3. Büyük Babil neden böylesi bir hükmü hak etmektedir?
3 Büyük fahişe neden böylesi bir hükmü hak etmektedir? Yehova’nın Nuh’a—ve onun aracılığıyla tüm insanlığa—verdiği kanuna göre sebepsiz kan dökmek ölüm cezasını gerektirir. Bu ilke Tanrı’nın İsraillilere verdiği Kanunda da tekrarlanmıştı. (Tekvin 9:6; Sayılar 35:20, 21) Üstelik, Musa Kanunu altında hem fiziksel hem de ruhi zinanın cezası ölümdü. (Levililer 20:10; Tesniye 13:1-5) Binlerce yıl boyunca Büyük Babil kan suçu işlemiştir ve o büyük bir fahişedir. Örneğin, Katolik Kilisesi’nin papazlarını evlenmekten men eden kural onlardan birçoğunun büyük bir ahlaksızlığa bulaşmasıyla sonuçlandı ve bugün bu kişiler arasında AIDS’e yakalanmış olanların sayısı hiç de az değildir. (I. Korintoslular 6:9, 10; I. Timoteos 4:1-3) Fakat ‘göğe kadar erişen’ başlıca günahları, ruhi zina rezillikleriydi—bunu da sahte şeyler öğretmekle ve yolsuzluk yapan siyasetçilerle ilişki kurmakla gerçekleştirdi. (Vahiy 18:5) Sonunda cezasını bulduğundan gökteki kalabalıklar ikinci kez Halleluya diye haykıracak.

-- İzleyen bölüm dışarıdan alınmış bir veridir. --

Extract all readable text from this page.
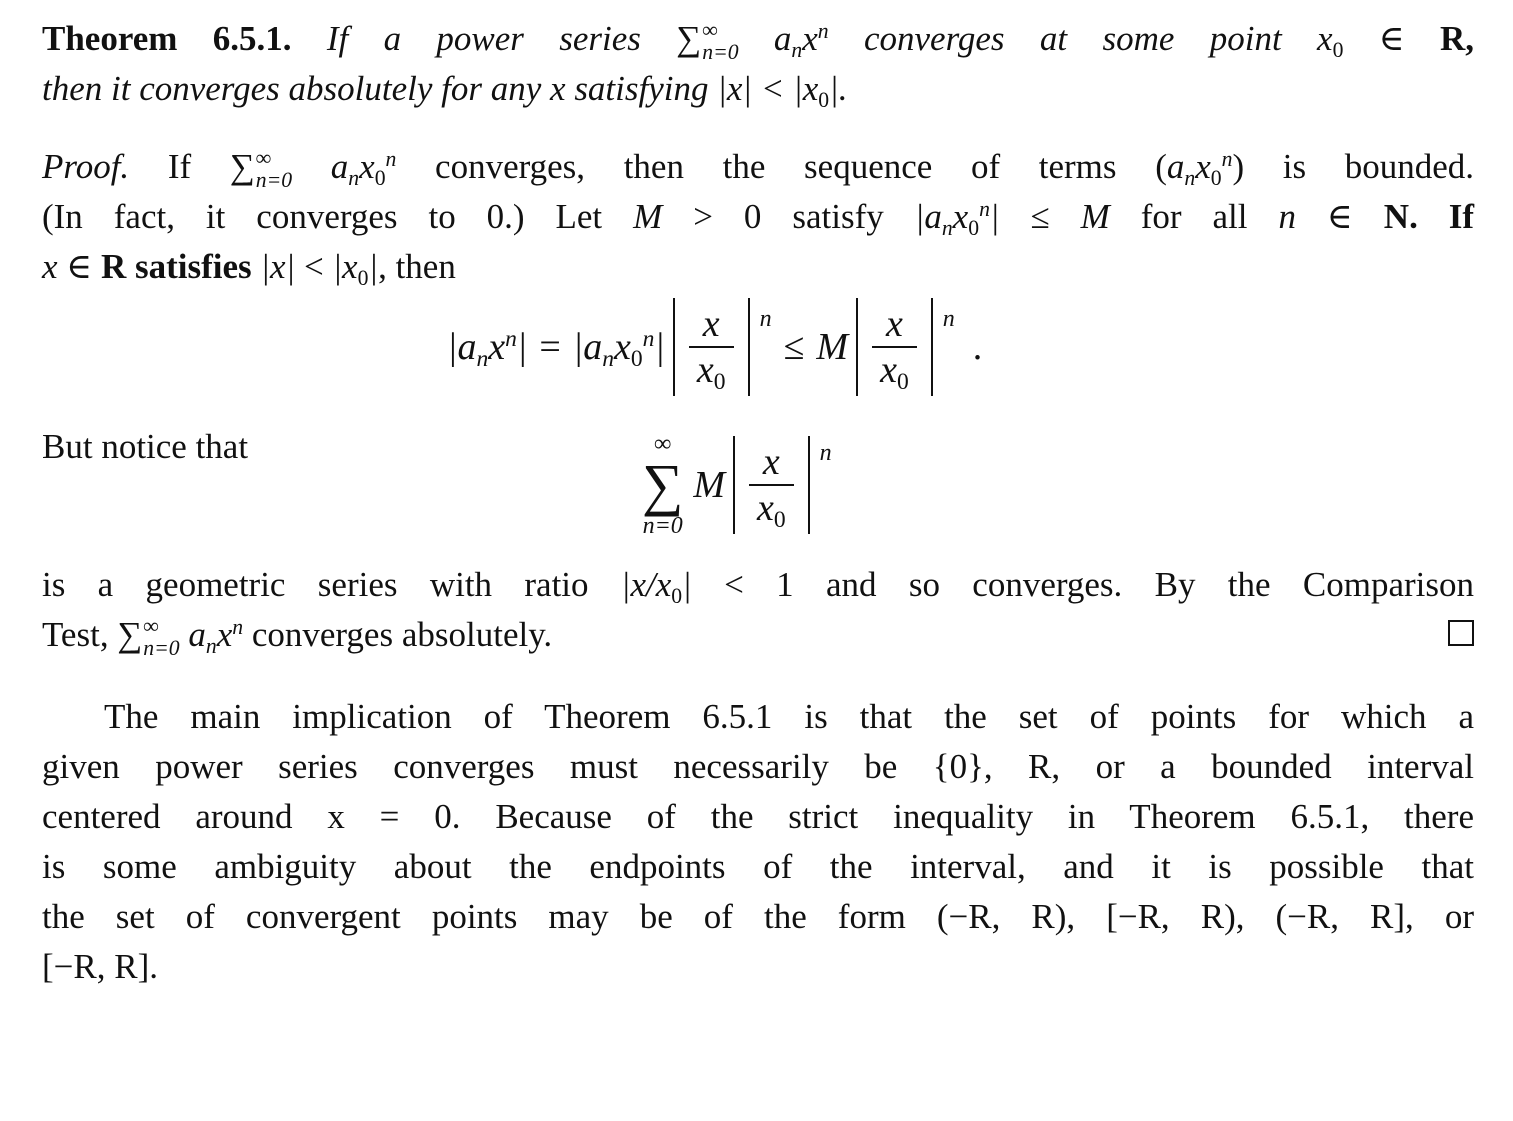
Theorem 6.5.1. If a power series ∑ ∞
n=0 $a_nx^n$ converges at some point $x_0$ ∈ R,
then it converges absolutely for any x satisfying $|x| < |x_0|$.
Proof. If ∑ ∞
n=0 $a_nx_0^n$ converges, then the sequence of terms $(a_nx_0^n)$ is bounded.
(In fact, it converges to 0.) Let M > 0 satisfy $|a_nx_0^n| \le M$ for all n ∈ N. If
x ∈ R satisfies $|x| < |x_0|$, then
$|a_nx^n| = |a_nx_0^n| \frac{x}{x_0}$ n
≤ M $\frac{x}{x_0}$ n
.
But notice that	∞
∑
n=0
M $\frac{x}{x_0}$ n
is a geometric series with ratio $|x/x_0| < 1$ and so converges. By the Comparison
Test, ∑ ∞
n=0 $a_nx^n$ converges absolutely.
The main implication of Theorem 6.5.1 is that the set of points for which a
given power series converges must necessarily be {0}, R, or a bounded interval
centered around x = 0. Because of the strict inequality in Theorem 6.5.1, there
is some ambiguity about the endpoints of the interval, and it is possible that
the set of convergent points may be of the form (−R, R), [−R, R), (−R, R], or
[−R, R].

4. Büyük Babil’in dumanının ‘ebetler ebedince tütmesi’ neyi temsil ediyor?
4 Büyük Babil fethedilmiş bir şehir gibi ateşe verilecek ve onun dumanı “ebetler ebedince” tütecek. Bir şehir istilacı ordular tarafından ateşe verilmişse, küllerin sıcaklığı sürdükçe duman çıkmaya devam eder. Hâlâ dumanı tüten bir şehrin için için yanan kalıntıları, onu yeniden inşa etmeyi deneyen herkesi yakacaktır. Büyük Babil’in dumanı aldığı hükmün kesinliğinin kanıtı olarak “ebetler ebedince” yükseleceğinden, hiç kimse bu kötü şehri yeniden inşa edemeyecektir. Sahte din sonsuza dek yok olmuş olacak. Evet, gerçekten Halleluya denmeli!—İşaya 34:5, 9, 10 ile karşılaştırın.
5. (a) Yirmi dört ihtiyar ile dört canlı yaratık ne yapıyor ve ne söylüyor? (b) Halleluya nakaratı, Hıristiyan âleminin kilise korolarından çıkan Halleluya seslerinden neden kat kat ahenkli ve daha hoştur?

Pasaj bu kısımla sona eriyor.